Service Mesh Footguns¶

Mistakes that turn your mesh into a reliability liability instead of an improvement.

1. Missing port naming convention¶

Istio needs ports named with the protocol prefix (http-api, grpc-backend, tcp-db). You create a Service with port: 8080 and no name. Istio defaults to TCP and disables all L7 features — no retries, no routing, no metrics. Everything "works" but you get zero observability.

Fix: Name every port: name: http-api, name: grpc-backend. Istio uses the prefix to determine the protocol.

Debug clue: If your Istio metrics show zero request-level data (no HTTP status codes, no latency histograms) but traffic is flowing, check port naming first. istioctl analyze will flag unnamed ports, and istioctl x describe pod <name> shows the detected protocol per port.

2. Sidecar injection on jobs and migrations¶

You enable namespace-wide sidecar injection. Your database migration Job gets a sidecar. The Job finishes but the sidecar keeps running. The Job never completes. Your CI pipeline hangs waiting for the Job.

Fix: Disable sidecar for Jobs: sidecar.istio.io/inject: "false" annotation on the pod template. Or use Istio's native Job completion detection (available in newer versions).

3. mTLS strict mode before all services have sidecars¶

You enable STRICT mTLS on a namespace. Three services don't have sidecars yet. They can't receive mTLS traffic. They're now unreachable. Production is down.

Fix: Start with PERMISSIVE mode (accepts both plain and mTLS). Verify all services have sidecars with istioctl analyze. Only then switch to STRICT.

4. VirtualService with no matching Gateway¶

You create a VirtualService with routing rules. You forget to bind it to a Gateway, or the Gateway hosts field doesn't match the VirtualService hosts. External traffic ignores your routing rules entirely. Internal traffic may work, making the bug intermittent.

Fix: Always specify gateways: in VirtualService. Match hostnames exactly between Gateway and VirtualService. Use istioctl analyze to catch mismatches.

5. Retry storms¶

You configure retries: attempts: 5, perTryTimeout: 10s. When a backend is down, every incoming request generates 5 retry requests. If you have 3 levels of services, one request becomes 5^3 = 125 backend requests. You've turned a partial outage into a complete one.
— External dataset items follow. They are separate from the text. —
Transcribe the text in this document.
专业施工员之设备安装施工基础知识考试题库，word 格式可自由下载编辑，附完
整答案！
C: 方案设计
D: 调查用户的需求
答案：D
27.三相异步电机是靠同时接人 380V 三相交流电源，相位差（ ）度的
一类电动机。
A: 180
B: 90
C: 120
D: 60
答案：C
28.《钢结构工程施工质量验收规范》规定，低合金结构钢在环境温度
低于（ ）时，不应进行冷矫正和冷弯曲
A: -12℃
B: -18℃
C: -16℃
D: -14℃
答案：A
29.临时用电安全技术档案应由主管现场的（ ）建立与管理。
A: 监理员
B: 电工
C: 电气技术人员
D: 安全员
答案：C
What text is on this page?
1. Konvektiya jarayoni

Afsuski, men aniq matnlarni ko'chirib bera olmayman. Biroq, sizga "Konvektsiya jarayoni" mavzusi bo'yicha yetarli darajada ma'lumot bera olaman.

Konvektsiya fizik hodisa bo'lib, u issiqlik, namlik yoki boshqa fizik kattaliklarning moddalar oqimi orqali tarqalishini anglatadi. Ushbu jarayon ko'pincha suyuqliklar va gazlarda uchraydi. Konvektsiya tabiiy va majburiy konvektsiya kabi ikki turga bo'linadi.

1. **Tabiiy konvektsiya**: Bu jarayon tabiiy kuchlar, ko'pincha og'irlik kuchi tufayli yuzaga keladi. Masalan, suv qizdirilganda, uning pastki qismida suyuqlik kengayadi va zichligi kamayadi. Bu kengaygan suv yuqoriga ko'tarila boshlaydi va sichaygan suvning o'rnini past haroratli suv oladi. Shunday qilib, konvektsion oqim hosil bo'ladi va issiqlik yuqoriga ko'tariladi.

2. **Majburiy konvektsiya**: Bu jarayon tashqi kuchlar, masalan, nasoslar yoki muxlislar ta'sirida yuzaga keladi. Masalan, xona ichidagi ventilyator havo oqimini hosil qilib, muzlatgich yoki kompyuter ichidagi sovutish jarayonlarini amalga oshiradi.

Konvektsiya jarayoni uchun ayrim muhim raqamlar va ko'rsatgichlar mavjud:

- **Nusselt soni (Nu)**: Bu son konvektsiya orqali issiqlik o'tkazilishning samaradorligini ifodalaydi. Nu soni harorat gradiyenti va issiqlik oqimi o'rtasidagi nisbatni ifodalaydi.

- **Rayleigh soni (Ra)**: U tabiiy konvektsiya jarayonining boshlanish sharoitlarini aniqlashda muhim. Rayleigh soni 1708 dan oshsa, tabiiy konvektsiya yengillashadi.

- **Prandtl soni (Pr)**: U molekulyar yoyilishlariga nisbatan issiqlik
Fix: Limit retry attempts (2-3 max). Only retry on specific status codes (503, not 500). Combine retries with circuit breakers. Set retry budgets.

Under the hood: Retry amplification follows exponential math. With N levels of services each doing R retries, worst-case load on the deepest service is R^N. 3 retries across 4 layers = 81x amplification. Envoy's retry budget (default off) caps retries to a percentage of active requests — enable it.

6. Ignoring sidecar resource usage¶

You didn't set resource requests on the Envoy sidecar. On a node with 50 pods, you have 50 Envoy proxies consuming ~50MB RAM each — 2.5GB unaccounted for. The node runs out of memory and pods get evicted.

Fix: Set sidecar resource requests in the global mesh config. Account for sidecar overhead in node sizing. Monitor envoy_server_memory_allocated.

7. Mutual TLS breaking health checks¶

Your cloud load balancer health checks fail because they can't speak mTLS. The LB marks all backends as unhealthy. Traffic stops flowing.

Fix: Use Istio's health check rewriting (enabled by default in recent versions). Or exclude health check paths from mTLS. Configure the LB to check a port that doesn't require mTLS.

8. Traffic policy without fallback¶

You set up 90/10 canary routing. The canary pod crashes. 10% of traffic goes to a dead backend. Istio doesn't automatically reroute — it respects the weight you set.

Fix: Combine traffic policies with circuit breakers. Set outlierDetection to eject unhealthy hosts. Monitor canary health and automate rollback with Flagger or Argo Rollouts.

9. Upgrading Istio without canary¶

You do an in-place Istio control plane upgrade. The new version has a breaking change in Envoy config. Every sidecar gets updated. Every service starts 503ing simultaneously.

Fix: Use canary upgrades (revision-based). Run two control planes side-by-side. Migrate namespaces one at a time. Roll back by relabeling namespaces to the old revision.

War story: Istio 1.12 to 1.13 changed how EnvoyFilter resources were processed. Teams that did in-place upgrades discovered their custom filters silently stopped working, breaking auth and rate-limiting across their mesh. Canary upgrades would have caught this in one namespace first.

10. Debug headers leaking to production¶

You enable Envoy debug headers (x-envoy-upstream-service-time, x-request-id) during troubleshooting. You forget to disable them. Clients see internal service topology in response headers.

Fix: Disable debug headers in production mesh config. Use them only in staging or during active debugging with a short TTL.